Las túnicas y su legión de seguidores

Atemporales, mágicas, versátiles y excéntricas, las túnicas cuentan, hoy como ayer, con su legión de fans.

Demis Roussos

Demis Roussos debió parte de su fama a la túnica, que convirtió en su uniforme.

Foto: Cordon Press

Pueden imaginarse al cantante Demis Roussos vestido con traje de chaqueta y corbata y entonando «triki, triki, triiiiiki, triki», el famoso estribillo de su éxito Velvet Mornings? No, ¿verdad? Parecería un patán, un cantante griego de tres al cuarto, apto solo para salir en programas de televisión de cadenas locales los sábados por la noche.

Sin embargo, Roussos alcanzó fama mundial debido a dos factores: su voz y su inseparable túnica, tal vez el único vestuario que podía convertir a esta montaña humana, de rasgos hoscos, en un ser sensible, un bardo, un profeta, la reencarnación de un país hedonista –nació en Egipto, pero su origen y su cultura eran griegos– que canta y ríe por no llorar. Si hubiera una prenda con propiedades mágicas, esa sería la túnica, que funciona como las telas usadas por los magos que cubren una chistera y la transforman en florero. Tal vez por eso es el atuendo adoptado por los adivinos, como Rappel, en su afán de hacerse con un fondo de armario que conecte con el más allá.

La túnica es la prenda vintage por excelencia y entre sus propiedades paranormales está la de la versatilidad  y la convivencia de los contrarios: es antigua y moderna a la vez; regional y universal; clásica pero adoptada por los artistas y militantes de izquierdas. Tapa todo el cuerpo, pero no deja de tener un componente sexy al dejar a la imaginación hacer todo el trabajo –¿habrá algo debajo?– o insinuar, para los menos creativos, con tejidos semitransparentes o modelos con un sugerente hombro desnudo.

La túnica es también la forma más perezosa de vestirse y la menos fashionista, pero personajes a salvo de ser acusados de desaliño, como Bianca Jagger, Angelina Jolie, Prince y hasta el mismísimo Yves Saint Laurent, no han podido resistirse a sus encantos.

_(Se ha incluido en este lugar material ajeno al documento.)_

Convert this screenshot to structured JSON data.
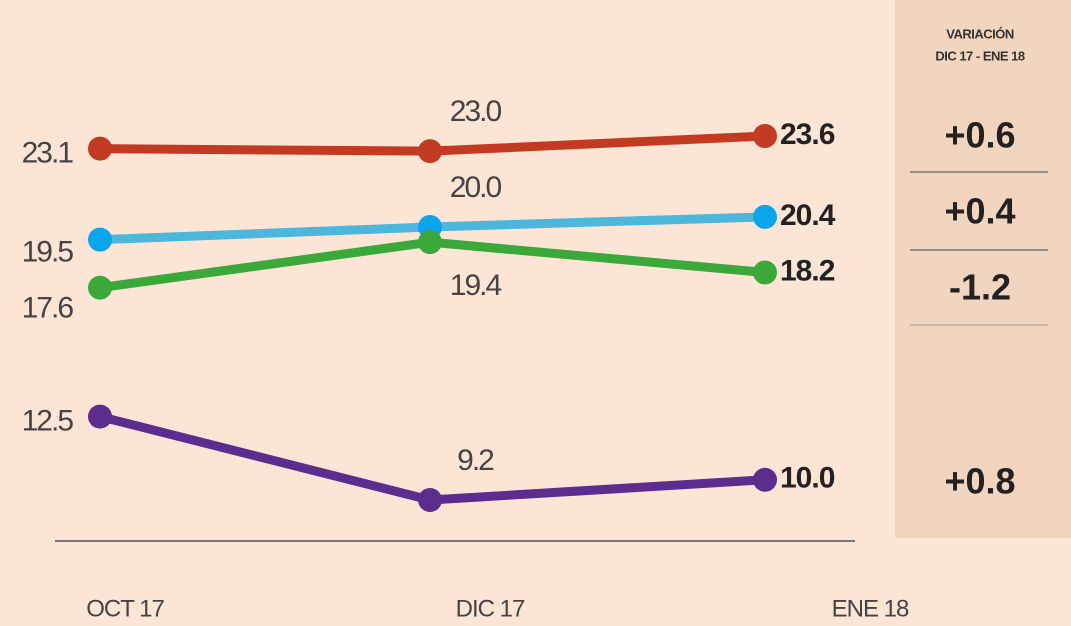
{
  "chart_data": {
    "type": "line",
    "categories": [
      "OCT 17",
      "DIC 17",
      "ENE 18"
    ],
    "series": [
      {
        "color": "#c23a22",
        "values": [
          23.1,
          23.0,
          23.6
        ],
        "value_labels": [
          "23.1",
          "23.0",
          "23.6"
        ]
      },
      {
        "color": "#4db6dd",
        "values": [
          19.5,
          20.0,
          20.4
        ],
        "value_labels": [
          "19.5",
          "20.0",
          "20.4"
        ]
      },
      {
        "color": "#3aa93a",
        "values": [
          17.6,
          19.4,
          18.2
        ],
        "value_labels": [
          "17.6",
          "19.4",
          "18.2"
        ]
      },
      {
        "color": "#5c2d8f",
        "values": [
          12.5,
          9.2,
          10.0
        ],
        "value_labels": [
          "12.5",
          "9.2",
          "10.0"
        ]
      }
    ],
    "variation": {
      "title": [
        "VARIACIÓN",
        "DIC 17 - ENE 18"
      ],
      "values": [
        0.6,
        0.4,
        -1.2,
        0.8
      ],
      "value_labels": [
        "+0.6",
        "+0.4",
        "-1.2",
        "+0.8"
      ]
    }
  }
}
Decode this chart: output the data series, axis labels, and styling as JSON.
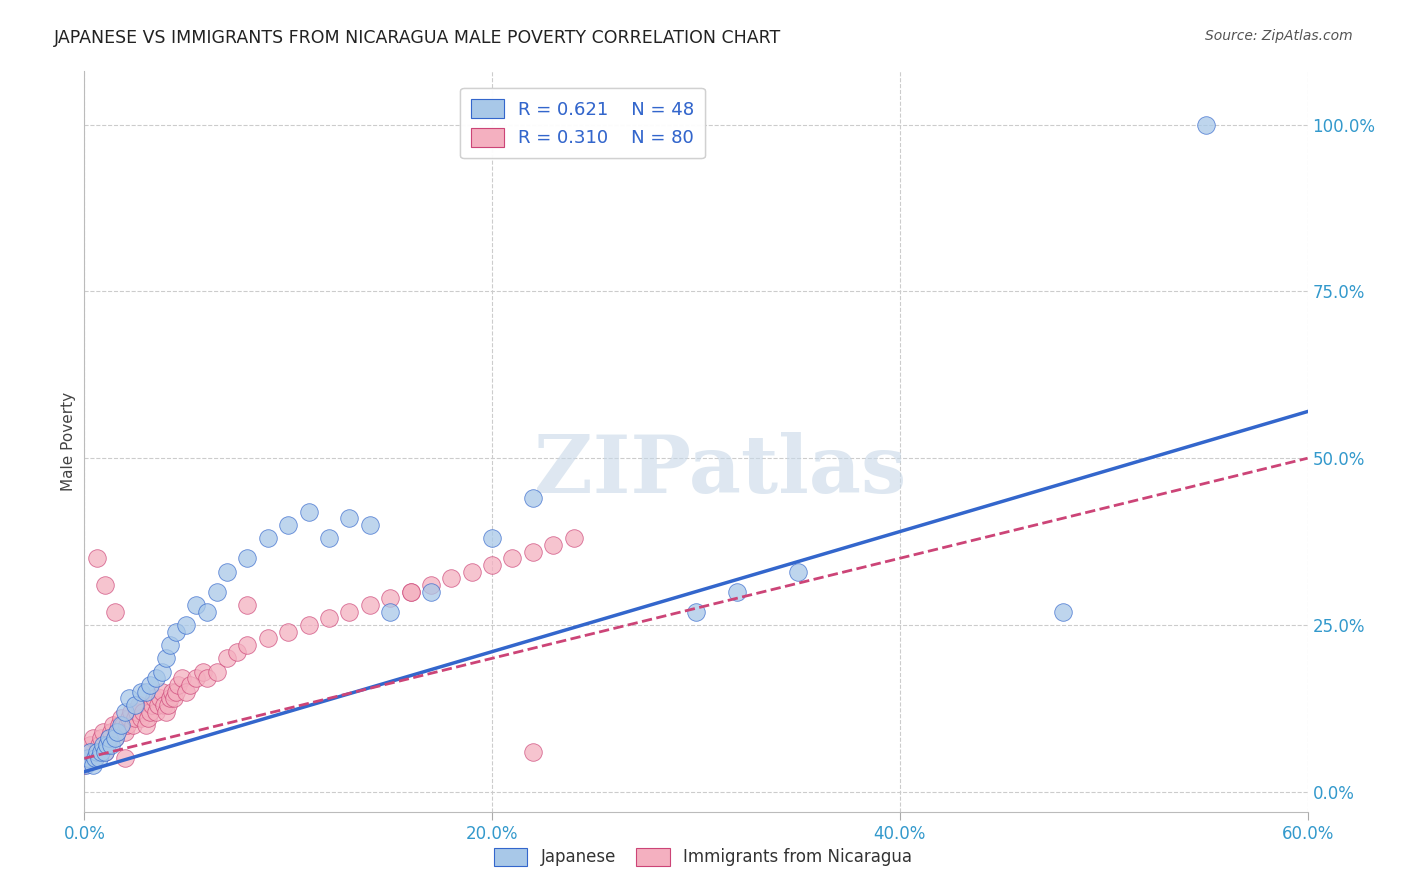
{
  "title": "JAPANESE VS IMMIGRANTS FROM NICARAGUA MALE POVERTY CORRELATION CHART",
  "source": "Source: ZipAtlas.com",
  "xlim": [
    0.0,
    0.6
  ],
  "ylim": [
    -0.03,
    1.08
  ],
  "ylabel": "Male Poverty",
  "legend1_R": "0.621",
  "legend1_N": "48",
  "legend2_R": "0.310",
  "legend2_N": "80",
  "blue_color": "#a8c8e8",
  "pink_color": "#f4b0c0",
  "blue_line_color": "#3366cc",
  "pink_line_color": "#cc4477",
  "watermark": "ZIPatlas",
  "xtick_vals": [
    0.0,
    0.2,
    0.4,
    0.6
  ],
  "xtick_labels": [
    "0.0%",
    "20.0%",
    "40.0%",
    "60.0%"
  ],
  "ytick_vals": [
    0.0,
    0.25,
    0.5,
    0.75,
    1.0
  ],
  "ytick_labels": [
    "0.0%",
    "25.0%",
    "50.0%",
    "75.0%",
    "100.0%"
  ],
  "japanese_x": [
    0.001,
    0.002,
    0.003,
    0.004,
    0.005,
    0.006,
    0.007,
    0.008,
    0.009,
    0.01,
    0.011,
    0.012,
    0.013,
    0.015,
    0.016,
    0.018,
    0.02,
    0.022,
    0.025,
    0.028,
    0.03,
    0.032,
    0.035,
    0.038,
    0.04,
    0.042,
    0.045,
    0.05,
    0.055,
    0.06,
    0.065,
    0.07,
    0.08,
    0.09,
    0.1,
    0.11,
    0.12,
    0.13,
    0.14,
    0.15,
    0.17,
    0.2,
    0.22,
    0.3,
    0.32,
    0.35,
    0.48,
    0.55
  ],
  "japanese_y": [
    0.04,
    0.05,
    0.06,
    0.04,
    0.05,
    0.06,
    0.05,
    0.06,
    0.07,
    0.06,
    0.07,
    0.08,
    0.07,
    0.08,
    0.09,
    0.1,
    0.12,
    0.14,
    0.13,
    0.15,
    0.15,
    0.16,
    0.17,
    0.18,
    0.2,
    0.22,
    0.24,
    0.25,
    0.28,
    0.27,
    0.3,
    0.33,
    0.35,
    0.38,
    0.4,
    0.42,
    0.38,
    0.41,
    0.4,
    0.27,
    0.3,
    0.38,
    0.44,
    0.27,
    0.3,
    0.33,
    0.27,
    1.0
  ],
  "nicaragua_x": [
    0.0,
    0.001,
    0.002,
    0.003,
    0.004,
    0.005,
    0.006,
    0.007,
    0.008,
    0.009,
    0.01,
    0.011,
    0.012,
    0.013,
    0.014,
    0.015,
    0.016,
    0.017,
    0.018,
    0.019,
    0.02,
    0.021,
    0.022,
    0.023,
    0.024,
    0.025,
    0.026,
    0.027,
    0.028,
    0.029,
    0.03,
    0.031,
    0.032,
    0.033,
    0.034,
    0.035,
    0.036,
    0.037,
    0.038,
    0.039,
    0.04,
    0.041,
    0.042,
    0.043,
    0.044,
    0.045,
    0.046,
    0.048,
    0.05,
    0.052,
    0.055,
    0.058,
    0.06,
    0.065,
    0.07,
    0.075,
    0.08,
    0.09,
    0.1,
    0.11,
    0.12,
    0.13,
    0.14,
    0.15,
    0.16,
    0.17,
    0.18,
    0.19,
    0.2,
    0.21,
    0.22,
    0.23,
    0.24,
    0.08,
    0.16,
    0.22,
    0.006,
    0.01,
    0.015,
    0.02
  ],
  "nicaragua_y": [
    0.04,
    0.05,
    0.06,
    0.07,
    0.08,
    0.05,
    0.06,
    0.07,
    0.08,
    0.09,
    0.06,
    0.07,
    0.08,
    0.09,
    0.1,
    0.08,
    0.09,
    0.1,
    0.11,
    0.1,
    0.09,
    0.1,
    0.11,
    0.12,
    0.1,
    0.11,
    0.12,
    0.13,
    0.11,
    0.12,
    0.1,
    0.11,
    0.12,
    0.13,
    0.14,
    0.12,
    0.13,
    0.14,
    0.15,
    0.13,
    0.12,
    0.13,
    0.14,
    0.15,
    0.14,
    0.15,
    0.16,
    0.17,
    0.15,
    0.16,
    0.17,
    0.18,
    0.17,
    0.18,
    0.2,
    0.21,
    0.22,
    0.23,
    0.24,
    0.25,
    0.26,
    0.27,
    0.28,
    0.29,
    0.3,
    0.31,
    0.32,
    0.33,
    0.34,
    0.35,
    0.36,
    0.37,
    0.38,
    0.28,
    0.3,
    0.06,
    0.35,
    0.31,
    0.27,
    0.05
  ],
  "blue_line_slope": 0.9,
  "blue_line_intercept": 0.03,
  "pink_line_slope": 0.75,
  "pink_line_intercept": 0.05
}
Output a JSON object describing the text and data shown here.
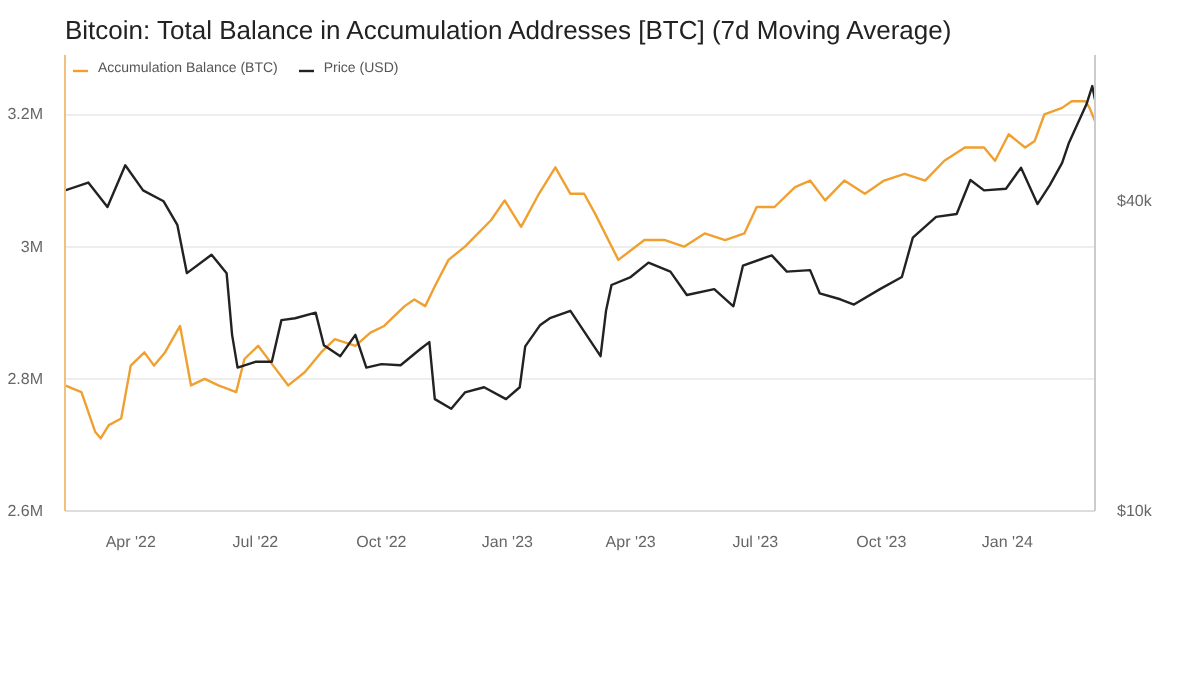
{
  "chart_data": {
    "type": "line",
    "title": "Bitcoin: Total Balance in Accumulation Addresses [BTC] (7d Moving Average)",
    "xlim": [
      "2022-02-12",
      "2024-03-05"
    ],
    "xticks": [
      {
        "value": "2022-04-01",
        "label": "Apr '22"
      },
      {
        "value": "2022-07-01",
        "label": "Jul '22"
      },
      {
        "value": "2022-10-01",
        "label": "Oct '22"
      },
      {
        "value": "2023-01-01",
        "label": "Jan '23"
      },
      {
        "value": "2023-04-01",
        "label": "Apr '23"
      },
      {
        "value": "2023-07-01",
        "label": "Jul '23"
      },
      {
        "value": "2023-10-01",
        "label": "Oct '23"
      },
      {
        "value": "2024-01-01",
        "label": "Jan '24"
      }
    ],
    "ylim": [
      2600000,
      3290000
    ],
    "yticks": [
      {
        "value": 2600000,
        "label": "2.6M"
      },
      {
        "value": 2800000,
        "label": "2.8M"
      },
      {
        "value": 3000000,
        "label": "3M"
      },
      {
        "value": 3200000,
        "label": "3.2M"
      }
    ],
    "y2lim": [
      10000,
      77000
    ],
    "y2ticks": [
      {
        "value": 10000,
        "label": "$10k"
      },
      {
        "value": 40000,
        "label": "$40k"
      }
    ],
    "log": "y2",
    "grid": "y",
    "legend": "top left",
    "series": [
      {
        "name": "Accumulation Balance (BTC)",
        "color": "#f0a030",
        "x": [
          "2022-02-12",
          "2022-02-24",
          "2022-03-06",
          "2022-03-10",
          "2022-03-16",
          "2022-03-25",
          "2022-04-01",
          "2022-04-11",
          "2022-04-18",
          "2022-04-26",
          "2022-05-07",
          "2022-05-15",
          "2022-05-25",
          "2022-06-04",
          "2022-06-17",
          "2022-06-23",
          "2022-07-03",
          "2022-07-14",
          "2022-07-25",
          "2022-08-06",
          "2022-08-18",
          "2022-08-28",
          "2022-09-12",
          "2022-09-23",
          "2022-10-03",
          "2022-10-18",
          "2022-10-25",
          "2022-11-02",
          "2022-11-09",
          "2022-11-19",
          "2022-12-01",
          "2022-12-20",
          "2022-12-30",
          "2023-01-11",
          "2023-01-24",
          "2023-02-05",
          "2023-02-16",
          "2023-02-26",
          "2023-03-06",
          "2023-03-23",
          "2023-04-11",
          "2023-04-26",
          "2023-05-10",
          "2023-05-25",
          "2023-06-09",
          "2023-06-23",
          "2023-07-02",
          "2023-07-15",
          "2023-07-30",
          "2023-08-10",
          "2023-08-21",
          "2023-09-04",
          "2023-09-19",
          "2023-10-03",
          "2023-10-18",
          "2023-11-02",
          "2023-11-16",
          "2023-12-01",
          "2023-12-15",
          "2023-12-23",
          "2024-01-02",
          "2024-01-14",
          "2024-01-21",
          "2024-01-28",
          "2024-02-10",
          "2024-02-17",
          "2024-02-27",
          "2024-03-01",
          "2024-03-05"
        ],
        "values": [
          2790000,
          2780000,
          2720000,
          2710000,
          2730000,
          2740000,
          2820000,
          2840000,
          2820000,
          2840000,
          2880000,
          2790000,
          2800000,
          2790000,
          2780000,
          2830000,
          2850000,
          2820000,
          2790000,
          2810000,
          2840000,
          2860000,
          2850000,
          2870000,
          2880000,
          2910000,
          2920000,
          2910000,
          2940000,
          2980000,
          3000000,
          3040000,
          3070000,
          3030000,
          3080000,
          3120000,
          3080000,
          3080000,
          3050000,
          2980000,
          3010000,
          3010000,
          3000000,
          3020000,
          3010000,
          3020000,
          3060000,
          3060000,
          3090000,
          3100000,
          3070000,
          3100000,
          3080000,
          3100000,
          3110000,
          3100000,
          3130000,
          3150000,
          3150000,
          3130000,
          3170000,
          3150000,
          3160000,
          3200000,
          3210000,
          3220000,
          3220000,
          3210000,
          3190000
        ]
      },
      {
        "name": "Price (USD)",
        "color": "#222222",
        "axis": "y2",
        "x": [
          "2022-02-12",
          "2022-03-01",
          "2022-03-15",
          "2022-03-28",
          "2022-04-10",
          "2022-04-25",
          "2022-05-05",
          "2022-05-12",
          "2022-05-30",
          "2022-06-10",
          "2022-06-14",
          "2022-06-18",
          "2022-07-01",
          "2022-07-13",
          "2022-07-20",
          "2022-07-30",
          "2022-08-14",
          "2022-08-20",
          "2022-09-01",
          "2022-09-12",
          "2022-09-20",
          "2022-10-01",
          "2022-10-15",
          "2022-10-29",
          "2022-11-05",
          "2022-11-09",
          "2022-11-21",
          "2022-12-01",
          "2022-12-15",
          "2022-12-31",
          "2023-01-10",
          "2023-01-14",
          "2023-01-25",
          "2023-02-01",
          "2023-02-16",
          "2023-03-10",
          "2023-03-14",
          "2023-03-18",
          "2023-04-01",
          "2023-04-14",
          "2023-04-30",
          "2023-05-12",
          "2023-06-01",
          "2023-06-15",
          "2023-06-22",
          "2023-07-13",
          "2023-07-24",
          "2023-08-10",
          "2023-08-17",
          "2023-09-01",
          "2023-09-11",
          "2023-09-30",
          "2023-10-16",
          "2023-10-24",
          "2023-11-10",
          "2023-11-25",
          "2023-12-05",
          "2023-12-15",
          "2023-12-31",
          "2024-01-11",
          "2024-01-23",
          "2024-02-01",
          "2024-02-10",
          "2024-02-15",
          "2024-02-28",
          "2024-03-03",
          "2024-03-05"
        ],
        "values": [
          42000,
          43500,
          39000,
          47000,
          42000,
          40000,
          36000,
          29000,
          31500,
          29000,
          22000,
          19000,
          19500,
          19500,
          23500,
          23700,
          24300,
          21000,
          20000,
          22000,
          19000,
          19300,
          19200,
          20600,
          21300,
          16500,
          15800,
          17000,
          17400,
          16500,
          17400,
          20900,
          23000,
          23700,
          24500,
          20000,
          24500,
          27500,
          28500,
          30400,
          29200,
          26300,
          27000,
          25000,
          30000,
          31400,
          29200,
          29400,
          26500,
          25800,
          25200,
          27000,
          28500,
          34000,
          37300,
          37800,
          44000,
          42000,
          42300,
          46500,
          39500,
          43000,
          47500,
          52000,
          62000,
          67000,
          63000
        ]
      }
    ]
  }
}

Las folclóricas, como Lola Flores, y los personajes de la jet set la adoptaron como uniforme veraniego en el Marbella loco de Jaime de Mora y Aragón, donde los hippies venidos de Goa convivían con los millonarios de los yates, y la prenda, haciendo uso de sus extraños poderes, servía tanto para pasar el día en la playa como la noche a bordo, en un entorno de lujo y exclusividad.

Las damas de la realeza árabe también han adoptado las túnicas, para ellas atuendo regional. La reina Noor de Jordania las emplea como trajes de noche en sus viajes oficiales y la princesa Lalla Salma de Marruecos las combina, en colores y bordados llamativos, con su desafiante melena roja al viento.